After our meal we walked over to the theater where I was sporting a very large stain on my pants and a wonderful vinegar aroma. He picked the movie Stuck On You. When we first sat down I was thanking the Lord for the little armchair dividers in between the seats. Apparently he was not as fond of them as I was..because he was leaning over the divider to try and get closer to me. Now I think its very important to say that I have space issues and I'm not a huge fan of people being extremely his behavior was causing me to have slight anxiety. The movie he picked was very corny.. and to top it off he kept whispering random flirty comments in my ear. Which would have not been so bad..if he didnt suffer from a mild case of mummy breath. Finally he decided to be bold and ask me the big question..He had a lisp so it came out something like this.. "Soo..Im turning eighteen nexssssssst week, do I get a birthhhday kissssss?" My mind went into complete panic...his breath was terrible...he was in my space..and now he wants a kiss!? Hmmm....ARE YOU KIDDING ME??
Now I have always wondered..what in the world makes a guy ask this question on the first date? He should never...I repeat NEVER ask to kiss you on the first date. If it happens..hey it happens..but to ask so early its just not a good idea.

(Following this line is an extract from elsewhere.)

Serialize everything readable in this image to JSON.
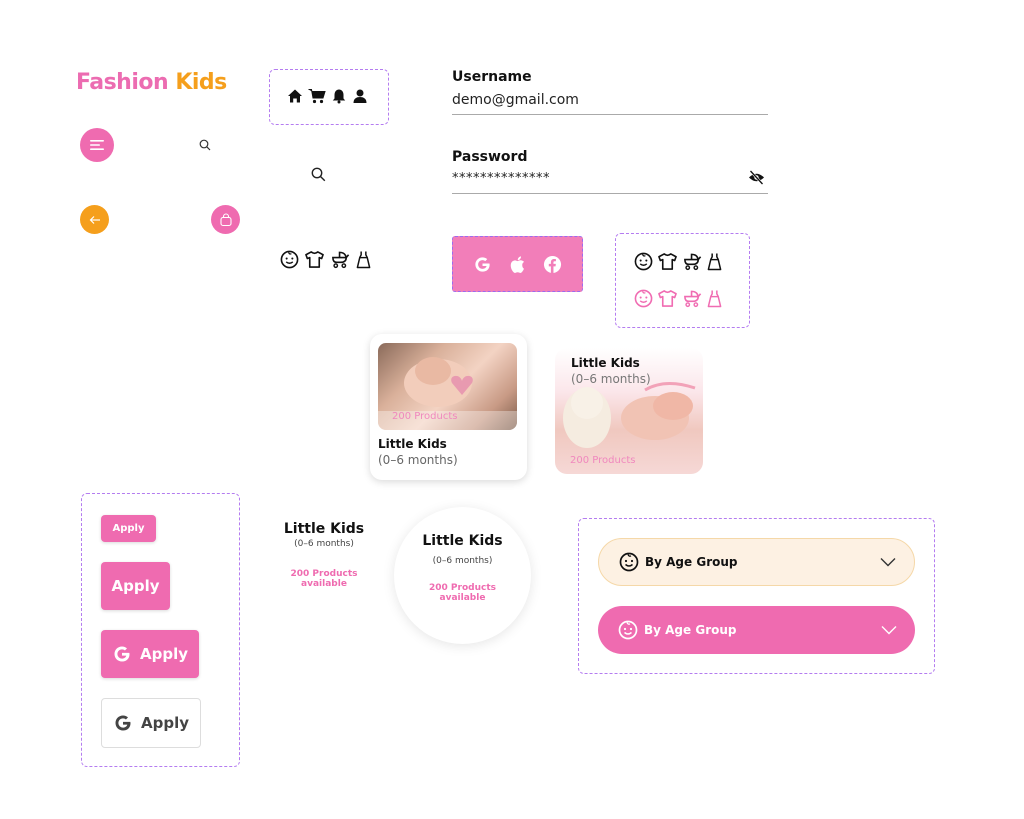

Anyway..I was sitting there not knowing what to say so I decided to roll with something along these lines, "Haha..well I don't kiss people I don't know." (Special Note To All The Women: I have used this statement several times...and not once has it actually worked. Immediately after this is said men start trying to prove that you know them. Even if this is your first date a man will whip out everything in his power to prove that he knows you well enough for a kiss.) What they dont realize is that if we actually wanted to kiss you, we would not have said it in the first place.

In his final plea to seduce a kiss out of me, he put his mouth close to my ear and took a very deep breath...and he huffed..and he puffed...and he blew like he was trying to blow out all eighteen of his candles. But I have to give him points for trying because the blowing in the ear tactic can theory. However, I feel as if when he was being informed of this strategy they left out a very important tip, that when blowing you probably shouldnt blow as hard as you can. If you made her hair move, then you need to tone it down just a bit.

You will be happy to know that I made it through the movie and all the way home without a kiss from Tutankhamun the mummy. Clearly, I knew that we would never go on a date again. Unfortunately he did not come to the same conclusion, and was persistant for quite some time after our date. He did over time eventually give up like they always do. This was my first blind date experience, and will most likely be my last. I have decided that even though I love my friends with all my heart, I should not leave it up to them to pick a man for me.